Stellplatzbaulast
Kann ein Bauherr die nach Landesbauordnung erforderlichen Stellplätze nicht auf dem eigenen Grundstück nachweisen, kann er sie über eine Stellplatzbaulast auf einem fremden, meist benachbarten Grundstück sichern. Der Eigentümer des belasteten Grundstücks verpflichtet sich damit öffentlich-rechtlich, die Flächen dauerhaft für diesen Zweck zur Verfügung zu halten.
Ausführliche Erklärung
Die Baulast ist ein Instrument des Bauordnungsrechts der Länder (nicht bundeseinheitlich geregelt, da Bauordnungsrecht Ländersache ist – Ausnahme: Bayern kennt statt der klassischen Baulast überwiegend die Grunddienstbarkeit bzw. das sogenannte "Bayerische Modell" ohne Baulastenverzeichnis). Eine Baulast ist eine freiwillig gegenüber der Bauaufsichtsbehörde übernommene, öffentlich-rechtliche Verpflichtung des Grundstückseigentümers, ein bestimmtes Tun, Dulden oder Unterlassen auf seinem Grundstück zu gewährleisten. Sie wird im Baulastenverzeichnis bei der Bauaufsichtsbehörde eingetragen und bindet auch Rechtsnachfolger – unabhängig vom Grundbuch.

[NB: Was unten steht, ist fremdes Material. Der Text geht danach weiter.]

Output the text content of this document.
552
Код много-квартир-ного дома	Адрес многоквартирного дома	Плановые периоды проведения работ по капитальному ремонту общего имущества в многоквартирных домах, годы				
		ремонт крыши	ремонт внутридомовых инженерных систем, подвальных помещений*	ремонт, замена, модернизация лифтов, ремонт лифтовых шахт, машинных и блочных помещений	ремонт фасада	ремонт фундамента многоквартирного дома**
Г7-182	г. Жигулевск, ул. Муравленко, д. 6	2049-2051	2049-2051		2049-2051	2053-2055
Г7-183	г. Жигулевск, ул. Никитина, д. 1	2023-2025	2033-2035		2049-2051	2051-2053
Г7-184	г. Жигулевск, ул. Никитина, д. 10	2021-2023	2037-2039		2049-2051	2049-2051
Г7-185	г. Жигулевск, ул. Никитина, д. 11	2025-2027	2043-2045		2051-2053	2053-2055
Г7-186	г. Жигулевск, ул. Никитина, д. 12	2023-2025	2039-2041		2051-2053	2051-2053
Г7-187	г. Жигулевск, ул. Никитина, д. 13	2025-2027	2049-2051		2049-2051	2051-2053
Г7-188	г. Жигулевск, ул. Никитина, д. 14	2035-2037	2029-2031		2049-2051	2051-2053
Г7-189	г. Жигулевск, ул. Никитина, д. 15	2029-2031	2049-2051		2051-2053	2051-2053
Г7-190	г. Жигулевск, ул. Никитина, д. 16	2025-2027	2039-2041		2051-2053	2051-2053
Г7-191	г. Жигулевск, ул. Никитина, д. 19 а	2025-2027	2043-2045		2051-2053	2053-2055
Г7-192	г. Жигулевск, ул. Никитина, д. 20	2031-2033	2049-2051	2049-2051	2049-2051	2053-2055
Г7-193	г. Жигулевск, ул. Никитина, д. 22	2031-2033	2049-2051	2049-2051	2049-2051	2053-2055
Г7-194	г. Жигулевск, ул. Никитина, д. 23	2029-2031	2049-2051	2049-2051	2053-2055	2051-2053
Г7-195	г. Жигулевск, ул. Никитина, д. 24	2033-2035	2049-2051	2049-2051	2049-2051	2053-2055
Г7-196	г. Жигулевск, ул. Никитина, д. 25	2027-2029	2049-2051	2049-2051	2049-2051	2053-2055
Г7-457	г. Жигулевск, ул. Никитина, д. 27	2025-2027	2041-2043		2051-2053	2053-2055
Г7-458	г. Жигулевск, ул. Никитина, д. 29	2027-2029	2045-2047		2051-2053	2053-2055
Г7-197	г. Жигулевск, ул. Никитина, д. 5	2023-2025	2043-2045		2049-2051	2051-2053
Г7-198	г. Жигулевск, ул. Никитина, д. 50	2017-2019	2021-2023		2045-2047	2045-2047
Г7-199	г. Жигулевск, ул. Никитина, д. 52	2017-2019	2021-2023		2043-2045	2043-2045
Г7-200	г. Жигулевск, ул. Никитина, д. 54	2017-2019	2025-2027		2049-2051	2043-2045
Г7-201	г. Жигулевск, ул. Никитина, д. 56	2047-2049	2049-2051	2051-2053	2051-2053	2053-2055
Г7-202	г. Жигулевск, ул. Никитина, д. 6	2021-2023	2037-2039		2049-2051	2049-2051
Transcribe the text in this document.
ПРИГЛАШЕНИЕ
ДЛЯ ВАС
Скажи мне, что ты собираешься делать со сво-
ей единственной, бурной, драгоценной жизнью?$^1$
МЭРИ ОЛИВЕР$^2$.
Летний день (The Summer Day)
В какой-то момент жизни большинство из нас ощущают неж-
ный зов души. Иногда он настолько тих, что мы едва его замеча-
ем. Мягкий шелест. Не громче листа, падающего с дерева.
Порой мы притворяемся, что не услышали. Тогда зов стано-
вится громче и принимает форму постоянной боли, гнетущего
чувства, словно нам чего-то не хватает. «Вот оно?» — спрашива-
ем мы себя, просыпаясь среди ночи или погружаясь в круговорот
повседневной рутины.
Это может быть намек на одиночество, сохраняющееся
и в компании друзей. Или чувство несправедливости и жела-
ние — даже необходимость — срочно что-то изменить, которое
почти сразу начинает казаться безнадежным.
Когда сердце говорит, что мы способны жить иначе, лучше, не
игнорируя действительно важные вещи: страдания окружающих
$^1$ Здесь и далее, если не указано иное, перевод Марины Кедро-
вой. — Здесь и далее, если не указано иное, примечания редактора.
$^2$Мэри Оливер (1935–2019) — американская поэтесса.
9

Die Stellplatzbaulast ist der praktisch häufigste Baulastentyp: Reicht das eigene Grundstück nicht aus, um die bauordnungsrechtlich vorgeschriebene Zahl an Stellplätzen (siehe Stellplatzpflicht) unterzubringen, kann der Nachweis auf einem Nachbargrundstück erfolgen, sofern dessen Eigentümer sich per Baulast zur dauerhaften Bereitstellung verpflichtet.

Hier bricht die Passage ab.